You've enjoyed a good off-season by claiming a win at the opening round of the Italian Enduro Championship, did that come as a surprise?

"It did a little because I hadn't purposefully prepared for that specific race. I used it as part of my training towards the EnduroGP opener and was already a little fatigued starting out on Saturday. On day one we gambled on the wrong rear tyre and struggled for grip early on. But towards the end of the day the times came back to me. I knew my pace was good and so Sunday I cracked on with things. It felt great to win knowing that I still had more to give and wasn't at my limit."

With round one of EnduroGP in Germany now firmly on the horizon is the objective to come out swinging and win?

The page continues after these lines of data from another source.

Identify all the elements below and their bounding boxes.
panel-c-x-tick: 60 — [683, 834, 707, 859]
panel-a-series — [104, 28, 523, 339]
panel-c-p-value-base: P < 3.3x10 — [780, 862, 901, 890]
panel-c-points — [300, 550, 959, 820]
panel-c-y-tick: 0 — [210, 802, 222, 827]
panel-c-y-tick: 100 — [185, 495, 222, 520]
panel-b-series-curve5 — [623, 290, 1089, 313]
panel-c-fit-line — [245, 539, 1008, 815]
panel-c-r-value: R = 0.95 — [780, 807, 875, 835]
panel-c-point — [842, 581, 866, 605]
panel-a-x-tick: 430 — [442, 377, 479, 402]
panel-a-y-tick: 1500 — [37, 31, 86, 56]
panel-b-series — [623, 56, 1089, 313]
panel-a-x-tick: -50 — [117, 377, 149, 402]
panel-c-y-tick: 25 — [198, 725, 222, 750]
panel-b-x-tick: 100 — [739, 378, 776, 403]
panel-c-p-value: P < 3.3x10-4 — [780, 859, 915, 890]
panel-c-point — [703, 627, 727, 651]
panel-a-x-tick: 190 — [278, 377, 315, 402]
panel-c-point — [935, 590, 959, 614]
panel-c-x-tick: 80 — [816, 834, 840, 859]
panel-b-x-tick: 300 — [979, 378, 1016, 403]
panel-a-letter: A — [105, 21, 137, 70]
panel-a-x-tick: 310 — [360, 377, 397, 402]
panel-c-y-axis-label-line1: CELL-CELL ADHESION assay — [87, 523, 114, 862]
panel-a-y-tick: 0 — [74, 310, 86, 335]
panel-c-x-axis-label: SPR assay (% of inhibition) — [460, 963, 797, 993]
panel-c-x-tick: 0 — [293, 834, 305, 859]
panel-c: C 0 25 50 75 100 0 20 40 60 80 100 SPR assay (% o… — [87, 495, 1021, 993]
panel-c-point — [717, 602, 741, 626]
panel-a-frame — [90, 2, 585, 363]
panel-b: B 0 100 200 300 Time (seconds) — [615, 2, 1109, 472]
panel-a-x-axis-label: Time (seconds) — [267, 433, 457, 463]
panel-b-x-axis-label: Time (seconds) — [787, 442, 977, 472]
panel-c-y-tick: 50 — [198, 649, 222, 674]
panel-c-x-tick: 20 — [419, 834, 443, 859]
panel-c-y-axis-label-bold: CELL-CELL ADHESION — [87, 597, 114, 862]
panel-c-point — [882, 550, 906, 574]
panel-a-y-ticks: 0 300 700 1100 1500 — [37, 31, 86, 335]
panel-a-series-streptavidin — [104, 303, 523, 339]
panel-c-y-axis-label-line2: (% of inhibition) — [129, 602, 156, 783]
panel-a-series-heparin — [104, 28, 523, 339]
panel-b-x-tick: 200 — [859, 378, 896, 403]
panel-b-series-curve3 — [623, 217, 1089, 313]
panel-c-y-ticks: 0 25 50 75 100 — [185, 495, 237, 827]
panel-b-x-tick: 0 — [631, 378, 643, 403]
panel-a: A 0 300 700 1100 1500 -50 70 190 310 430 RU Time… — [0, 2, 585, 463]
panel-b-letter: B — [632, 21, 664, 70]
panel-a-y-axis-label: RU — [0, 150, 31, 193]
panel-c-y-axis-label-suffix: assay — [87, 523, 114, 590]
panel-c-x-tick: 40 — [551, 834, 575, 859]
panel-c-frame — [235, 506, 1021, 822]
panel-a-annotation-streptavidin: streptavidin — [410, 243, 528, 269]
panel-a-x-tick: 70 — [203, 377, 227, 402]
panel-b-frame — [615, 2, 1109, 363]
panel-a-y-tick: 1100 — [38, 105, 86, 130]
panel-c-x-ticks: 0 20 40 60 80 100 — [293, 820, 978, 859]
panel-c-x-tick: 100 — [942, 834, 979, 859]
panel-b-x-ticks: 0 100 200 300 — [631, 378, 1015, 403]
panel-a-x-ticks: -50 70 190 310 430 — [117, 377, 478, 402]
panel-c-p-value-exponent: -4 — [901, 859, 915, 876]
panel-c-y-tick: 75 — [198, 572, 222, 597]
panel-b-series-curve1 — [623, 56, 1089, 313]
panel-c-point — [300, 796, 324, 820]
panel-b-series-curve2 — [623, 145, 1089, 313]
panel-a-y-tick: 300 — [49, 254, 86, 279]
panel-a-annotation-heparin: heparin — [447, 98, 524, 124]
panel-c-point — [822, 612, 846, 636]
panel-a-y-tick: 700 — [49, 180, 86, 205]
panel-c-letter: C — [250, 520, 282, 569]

"The season is so long and separated that I don't think you can come into round one operating at 100 per cent and still expect to be 100 per cent at the end of the season, nearly eight months later. For me round one in Germany is about getting the ball rolling, seeing where everyone is at and get good points on the board. Then we can push on for the rest of the season to come. Of course, I'd like to win, but I understand that with the way my training plan works it looks to have me at 100 per cent for Portugal and round two. However, if I do go to Germany and win, well, that's a hell of a bonus and confidence boost for me too."

The 2019 FIM Enduro World Championship begins in Dahlen, Germany on March 22-24.